When I finished it I sent it to Anne Watts, asking her for her objective thoughts. A few days earlier Anne had specifically asked me "Don't write to Jason Weston about this - he's really busy." Aside from the ongoing message that my life and health was a minor issue, or that the head of HAI should not be intimately involved in the care of someone damaged by facilitator negligence on a massive scale, the message was that Jason was too busy for my feelings - a questionable message for healers of a culture that if it has one obvious blind spot is it's sustained emotional literacy and belittling of feelings. None the less, I gave this to Anne and asked her not to share it with the other facilitators because I was trying to get my head straight. Anne instead shared it with Jason Weston without asking me and before talking to me about it, on the grounds that "HAI is my baby, and I was upset when I read it."
The letter had the desired effect. Anne was suddenly much more available. And Jason changed, unofficially, from being uninterested, to being unofficially interested. It might not be a "HAI" issue, but now it was important enough, having framed it in a way that I could publish and damage HAI's reputation, for Jason Weston to be in the loop.
Questions: What is the best response to parents, leaders, therapists and doctors who harm their clients, patients, community and don't want to deal with it? What kind of message does it send to a child when we behave in a way that says: "Your feelings don't matter. Your health does not matter. But my reputation really, really matters." What does it do to the self-image of a person when they must manipulate to secure their survival? Are they are dirty person, as Peter Sandhill suggests, for manipulating? Is there something wrong with a healing environment in which a patient in a hospital is not given any blood transfusion unless the woman who needs it performs oral sex, or threatens to sue her?
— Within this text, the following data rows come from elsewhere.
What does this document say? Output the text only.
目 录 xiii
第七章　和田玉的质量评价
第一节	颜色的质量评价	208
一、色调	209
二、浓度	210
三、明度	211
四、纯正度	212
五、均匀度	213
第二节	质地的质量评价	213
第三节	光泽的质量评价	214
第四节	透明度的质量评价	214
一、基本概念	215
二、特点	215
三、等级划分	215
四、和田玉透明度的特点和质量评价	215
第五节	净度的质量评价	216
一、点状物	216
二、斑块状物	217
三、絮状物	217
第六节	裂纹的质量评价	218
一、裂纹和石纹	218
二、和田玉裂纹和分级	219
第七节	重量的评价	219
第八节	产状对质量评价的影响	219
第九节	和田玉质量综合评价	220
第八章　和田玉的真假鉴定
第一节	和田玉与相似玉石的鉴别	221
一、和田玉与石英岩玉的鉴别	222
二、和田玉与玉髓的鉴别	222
Is that a message that can calm down someone who feels terrified and alone, or does that behavior amplify the loneliness and the terror that becomes part of what turns trauma into PTSD?
Concern: I am alarmed that the facilitator body, over a fifteen year period has never responded pro-actively, honestly and effectively to insure my safety after facilitator abuse. Since I cannot take this personally, or believe I am singled out for this protocol, I do not believe that anyone dealing with similar issues is safer than I.